06.06.2019

Weite Ohren

Foto: Joujou / pixelio

Die berühmte und in Lektoren­kreisen vielleicht auch berüchtigte Pfingstlesung aus der Apostelgeschichte endet im Gottesdienst mit dem Staunen der Einwohnerinnen und Einwohner Jerusalems. Wenn man in der Bibel noch weiterliest, wird klar, das ist kein ehrfürchtiges Staunen, sondern eher ein spöttisches.

von Claudia Auffenberg

Denn es kommt noch Folgendes: „Alle gerieten außer sich und waren ratlos. Die einen sagten zueinander: Was hat das zu bedeuten? Andere spotteten: Sie sind vom süßen Wein betrunken.“ Dann tritt Petrus auf und stellt klar: Niemand ist betrunken. Sein Argument: Es ist ja gerade mal neun Uhr morgens. Mit anderen Worten: Schaut euch mal die Gesamtsituation an. Und er verweist auf den Propheten Joël, dessen Worte nun Wirklichkeit werden. Mit anderen Worten: Ihr wisst es doch.

Kommunikation ist ein mühsames Geschäft und damit sie gelingt und somit zur Gemeinschaft beiträgt, braucht es ein gewisses Wohlwollen auf beiden Seiten: beim Sender, wie man sagt, und beim Empfänger. Auch der Zuhörer hat Verantwortung für eine gelingende Kommunikation. Er sollte darauf achten, wer in welcher Situation vor welchem Publikum spricht. Nehmen wir ein konkretes Beispiel: Annegret Kramp-Karrenbauer ist die Bundesvorsitzende der CDU, sie war davor einige Jahre Ministerpräsidentin des Saarlandes. Man kennt sie also in diesem Lande, man kennt auch die CDU. Und man hat das Ergebnis der Europawahl mitverfolgt. Nun muss niemand weder die Partei noch die Frau mögen. Man muss sich mit ihr und den anderen in Berlin kritisch auseinandersetzen, das ist das Wesen der Demokratie, aber ist es richtig, den anderen gleich einer Art säkularer Häresie anzuklagen, konkret, ihr vorzuwerfen, sie sei gegen Artikel 5 des Grundgesetzes, die Pressefreiheit?
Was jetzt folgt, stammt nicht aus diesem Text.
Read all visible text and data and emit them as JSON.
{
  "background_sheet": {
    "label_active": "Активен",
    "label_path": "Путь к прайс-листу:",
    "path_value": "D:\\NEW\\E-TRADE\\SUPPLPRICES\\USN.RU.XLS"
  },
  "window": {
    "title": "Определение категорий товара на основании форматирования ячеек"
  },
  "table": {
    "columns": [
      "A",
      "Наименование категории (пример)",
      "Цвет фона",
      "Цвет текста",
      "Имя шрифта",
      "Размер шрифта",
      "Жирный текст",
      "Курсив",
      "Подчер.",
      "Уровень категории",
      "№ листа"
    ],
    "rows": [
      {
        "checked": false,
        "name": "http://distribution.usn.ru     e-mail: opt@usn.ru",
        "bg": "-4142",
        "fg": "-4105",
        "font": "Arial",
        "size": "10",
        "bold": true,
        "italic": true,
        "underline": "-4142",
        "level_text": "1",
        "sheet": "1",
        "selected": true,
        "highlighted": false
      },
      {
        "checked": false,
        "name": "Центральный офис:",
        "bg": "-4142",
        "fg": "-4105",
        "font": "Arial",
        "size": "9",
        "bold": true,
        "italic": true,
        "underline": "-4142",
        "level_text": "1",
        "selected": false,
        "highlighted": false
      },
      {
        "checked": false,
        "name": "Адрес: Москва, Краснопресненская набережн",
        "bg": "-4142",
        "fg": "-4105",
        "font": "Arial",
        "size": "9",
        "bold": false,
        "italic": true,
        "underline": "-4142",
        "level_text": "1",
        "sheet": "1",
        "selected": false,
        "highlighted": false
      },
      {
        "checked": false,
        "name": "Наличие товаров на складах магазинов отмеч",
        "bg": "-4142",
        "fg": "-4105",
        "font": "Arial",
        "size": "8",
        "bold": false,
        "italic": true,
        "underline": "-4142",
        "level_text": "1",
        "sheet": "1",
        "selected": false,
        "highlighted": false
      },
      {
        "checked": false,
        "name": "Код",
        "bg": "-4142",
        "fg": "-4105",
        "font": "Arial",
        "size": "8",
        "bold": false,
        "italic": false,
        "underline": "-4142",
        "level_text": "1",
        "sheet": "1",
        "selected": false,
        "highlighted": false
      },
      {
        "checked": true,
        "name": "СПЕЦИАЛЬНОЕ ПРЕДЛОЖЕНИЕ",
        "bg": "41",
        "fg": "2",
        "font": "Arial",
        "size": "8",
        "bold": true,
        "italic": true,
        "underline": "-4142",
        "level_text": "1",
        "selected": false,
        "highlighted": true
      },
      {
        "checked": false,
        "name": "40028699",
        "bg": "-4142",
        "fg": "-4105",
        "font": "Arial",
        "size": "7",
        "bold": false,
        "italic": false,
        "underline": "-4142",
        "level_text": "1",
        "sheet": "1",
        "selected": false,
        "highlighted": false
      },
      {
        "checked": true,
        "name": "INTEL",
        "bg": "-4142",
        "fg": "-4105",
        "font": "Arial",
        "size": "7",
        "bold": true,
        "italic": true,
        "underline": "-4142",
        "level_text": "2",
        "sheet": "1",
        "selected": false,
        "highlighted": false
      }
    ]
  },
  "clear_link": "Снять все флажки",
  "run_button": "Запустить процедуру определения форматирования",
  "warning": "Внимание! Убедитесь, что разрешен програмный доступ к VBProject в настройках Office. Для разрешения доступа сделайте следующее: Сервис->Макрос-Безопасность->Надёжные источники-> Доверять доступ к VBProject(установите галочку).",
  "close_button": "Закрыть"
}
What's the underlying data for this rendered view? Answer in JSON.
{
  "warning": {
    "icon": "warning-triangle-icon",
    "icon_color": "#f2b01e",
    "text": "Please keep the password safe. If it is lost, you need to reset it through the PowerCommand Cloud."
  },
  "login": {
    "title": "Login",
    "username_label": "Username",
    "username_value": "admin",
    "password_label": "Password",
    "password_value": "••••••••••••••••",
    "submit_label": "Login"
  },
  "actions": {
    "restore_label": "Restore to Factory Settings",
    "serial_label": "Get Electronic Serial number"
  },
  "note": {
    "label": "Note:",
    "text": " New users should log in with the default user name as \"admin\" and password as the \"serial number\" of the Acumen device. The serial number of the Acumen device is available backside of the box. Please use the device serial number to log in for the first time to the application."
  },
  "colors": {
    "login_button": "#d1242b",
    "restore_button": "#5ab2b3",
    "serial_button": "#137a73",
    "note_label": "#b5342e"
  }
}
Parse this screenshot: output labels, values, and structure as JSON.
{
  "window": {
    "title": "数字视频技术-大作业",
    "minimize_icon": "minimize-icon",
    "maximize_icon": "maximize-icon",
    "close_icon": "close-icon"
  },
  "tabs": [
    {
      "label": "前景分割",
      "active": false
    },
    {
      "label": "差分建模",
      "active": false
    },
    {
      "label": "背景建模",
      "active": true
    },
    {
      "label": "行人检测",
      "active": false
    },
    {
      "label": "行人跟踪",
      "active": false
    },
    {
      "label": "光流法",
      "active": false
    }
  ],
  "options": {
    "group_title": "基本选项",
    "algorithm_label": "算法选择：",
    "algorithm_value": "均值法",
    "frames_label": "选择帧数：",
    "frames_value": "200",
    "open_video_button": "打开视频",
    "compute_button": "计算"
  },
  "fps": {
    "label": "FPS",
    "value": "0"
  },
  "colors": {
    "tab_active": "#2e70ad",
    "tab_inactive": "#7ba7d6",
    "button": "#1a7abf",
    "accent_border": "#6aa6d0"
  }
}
Journalisten sind zu Rrecht empfindlich, wenn sie einen Angriff auf die Pressefreiheit wittern. Das Recht, seine Meinung frei zu äußern, ist entscheidend für die Demokratie. Um sie zu gewährleisten, tragen die Journalisten in diesem Land selbst die Verantwortung dafür, dass es in ihren Reihen einigermaßen anständig zugeht. Dazu dient der Pressekodex, publizistische Grundsätze in 16 Ziffern. Möge also der Heilige Geist an diesem Pfingsten nicht nur die Zungen lösen, sondern auch die Ohren weiten.